2024-01-31 Thread Alan Coopersmith

On 1/31/24 11:01, Enrico Weigelt, metux IT consult wrote:

Hello folks,


I wonder whether the _X_INLINE still needed (inside X server codebase).

It's coming from  from xproto (>=7.0.9) and seems to
tbe just workaround for old compilers that didn't understand the inline
keyword yet. (personally, don't actually recall having one that didn't,
must be decades ago :p)

Does the xserver still need to support such compilers that don't know
the inline keyword yet ?


In public headers, I'd say it's still needed, as we've always supported
compiling applications against our libraries in strict C89 mode (i.e.
-std=c89, not gnu89 or similar modes that allow extensions), and it's
easier to leave it in those headers than to announce we're dropping that
support.  (At least for existing headers, it's probably not necessary in
new headers, but we don't create those very often these days.)

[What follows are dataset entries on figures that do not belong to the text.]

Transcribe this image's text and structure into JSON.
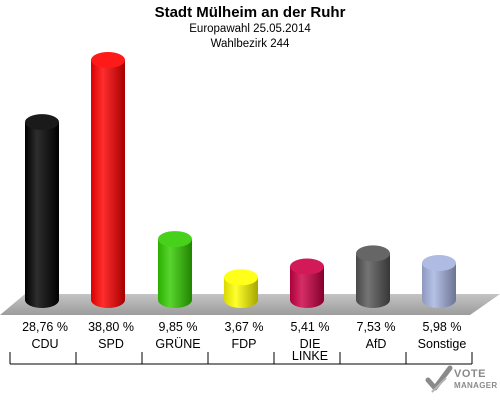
{
  "chart_data": {
    "type": "bar",
    "title": "Stadt Mülheim an der Ruhr",
    "subtitle_lines": [
      "Europawahl 25.05.2014",
      "Wahlbezirk 244"
    ],
    "categories": [
      "CDU",
      "SPD",
      "GRÜNE",
      "FDP",
      "DIE LINKE",
      "AfD",
      "Sonstige"
    ],
    "category_lines": [
      [
        "CDU"
      ],
      [
        "SPD"
      ],
      [
        "GRÜNE"
      ],
      [
        "FDP"
      ],
      [
        "DIE",
        "LINKE"
      ],
      [
        "AfD"
      ],
      [
        "Sonstige"
      ]
    ],
    "values": [
      28.76,
      38.8,
      9.85,
      3.67,
      5.41,
      7.53,
      5.98
    ],
    "value_labels": [
      "28,76 %",
      "38,80 %",
      "9,85 %",
      "3,67 %",
      "5,41 %",
      "7,53 %",
      "5,98 %"
    ],
    "colors": [
      "#000000",
      "#ff0000",
      "#33cc00",
      "#ffff00",
      "#cc0044",
      "#555555",
      "#a6b3e0"
    ],
    "unit": "%",
    "ylim": [
      0,
      38.8
    ],
    "grid": false,
    "legend": "none"
  },
  "logo": {
    "line1": "VOTE",
    "line2": "MANAGER"
  }
}
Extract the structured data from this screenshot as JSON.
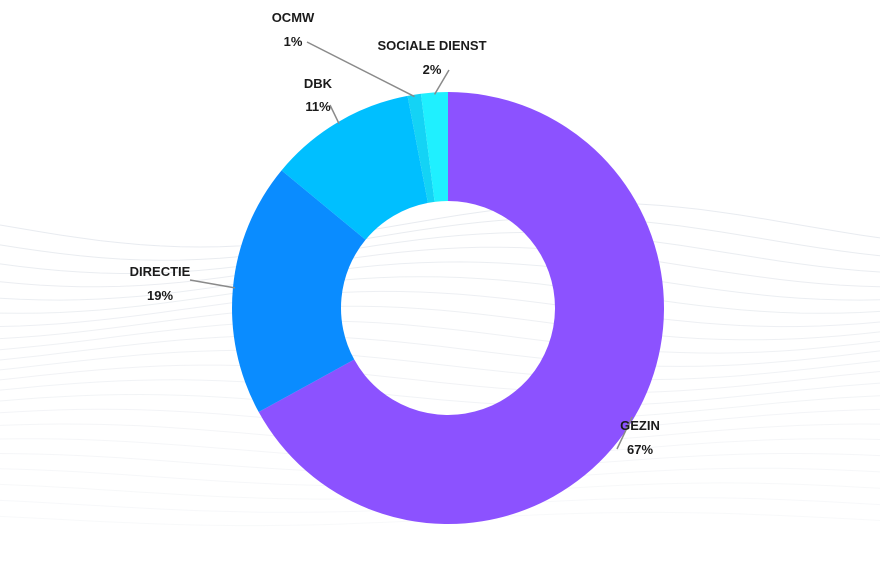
{
  "chart_data": {
    "type": "pie",
    "variant": "donut",
    "slices": [
      {
        "label": "GEZIN",
        "value": 67,
        "pct_label": "67%",
        "color": "#8c52ff"
      },
      {
        "label": "DIRECTIE",
        "value": 19,
        "pct_label": "19%",
        "color": "#0a8cff"
      },
      {
        "label": "DBK",
        "value": 11,
        "pct_label": "11%",
        "color": "#00bfff"
      },
      {
        "label": "OCMW",
        "value": 1,
        "pct_label": "1%",
        "color": "#14d3f5"
      },
      {
        "label": "SOCIALE DIENST",
        "value": 2,
        "pct_label": "2%",
        "color": "#1ff0ff"
      }
    ],
    "label_color": "#1b1b1b",
    "leader_color": "#8a8a8a",
    "background_wave_color": "#e6e9ee"
  }
}
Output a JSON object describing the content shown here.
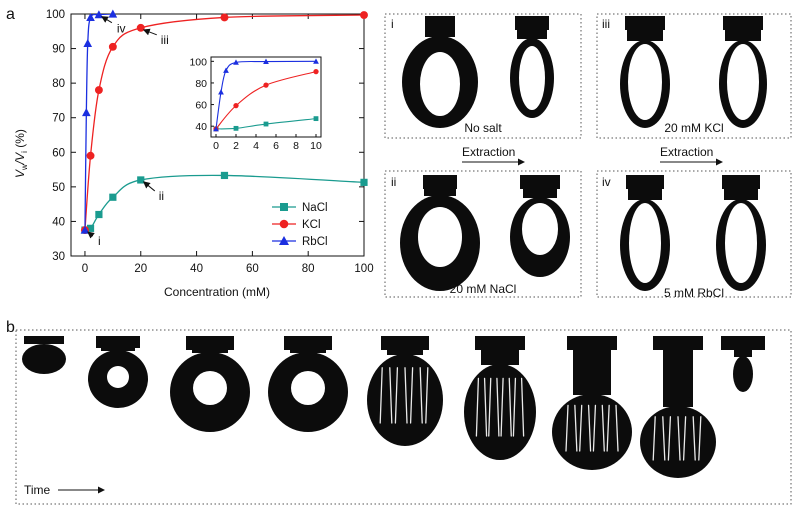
{
  "panels": {
    "a": "a",
    "b": "b"
  },
  "chart_data": {
    "type": "line",
    "xlabel": "Concentration (mM)",
    "ylabel": "Vw/Vi (%)",
    "ylabel_main": "V",
    "ylabel_sub1": "w",
    "ylabel_mid": "/V",
    "ylabel_sub2": "i",
    "ylabel_tail": " (%)",
    "xlim": [
      -5,
      100
    ],
    "ylim": [
      30,
      100
    ],
    "xticks": [
      0,
      20,
      40,
      60,
      80,
      100
    ],
    "yticks": [
      30,
      40,
      50,
      60,
      70,
      80,
      90,
      100
    ],
    "legend_position": "lower-right",
    "series": [
      {
        "name": "NaCl",
        "color": "#1a9b8f",
        "marker": "square",
        "x": [
          0,
          2,
          5,
          10,
          20,
          50,
          100
        ],
        "y": [
          37.5,
          38,
          42,
          47,
          52,
          53.3,
          51.3
        ]
      },
      {
        "name": "KCl",
        "color": "#ee2222",
        "marker": "circle",
        "x": [
          0,
          2,
          5,
          10,
          20,
          50,
          100
        ],
        "y": [
          37.5,
          59,
          78,
          90.5,
          96,
          99,
          99.7
        ]
      },
      {
        "name": "RbCl",
        "color": "#1b2fe0",
        "marker": "triangle",
        "x": [
          0,
          0.5,
          1,
          2,
          5,
          10
        ],
        "y": [
          37.5,
          71.5,
          91.5,
          99,
          99.8,
          100
        ]
      }
    ],
    "annotations": [
      {
        "label": "i",
        "x": 0,
        "y": 37.5
      },
      {
        "label": "ii",
        "x": 20,
        "y": 52
      },
      {
        "label": "iii",
        "x": 20,
        "y": 96
      },
      {
        "label": "iv",
        "x": 5,
        "y": 99.8
      }
    ],
    "inset": {
      "xlim": [
        -0.5,
        10.5
      ],
      "ylim": [
        30,
        104
      ],
      "xticks": [
        0,
        2,
        4,
        6,
        8,
        10
      ],
      "yticks": [
        40,
        60,
        80,
        100
      ]
    }
  },
  "photos": {
    "boxes": [
      {
        "roman": "i",
        "caption": "No salt"
      },
      {
        "roman": "iii",
        "caption": "20 mM KCl"
      },
      {
        "roman": "ii",
        "caption": "20 mM NaCl"
      },
      {
        "roman": "iv",
        "caption": "5 mM RbCl"
      }
    ],
    "extraction_label": "Extraction",
    "time_label": "Time"
  }
}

In the Xserver code base itself, where it's not exposed to other software,
I think it's fine to just use a bare "inline", as we already use & require
other C99 features in that code base.

(Currently the only compiler checks in Xfuncproto.h are for gcc with
 extensions, or for version 5.5 or later of the Sun cc compiler, which
 was released as part of Sun Studio 8 in 2003 - and all prior versions
 of that compiler have been unsupported by its vendor since 2010.)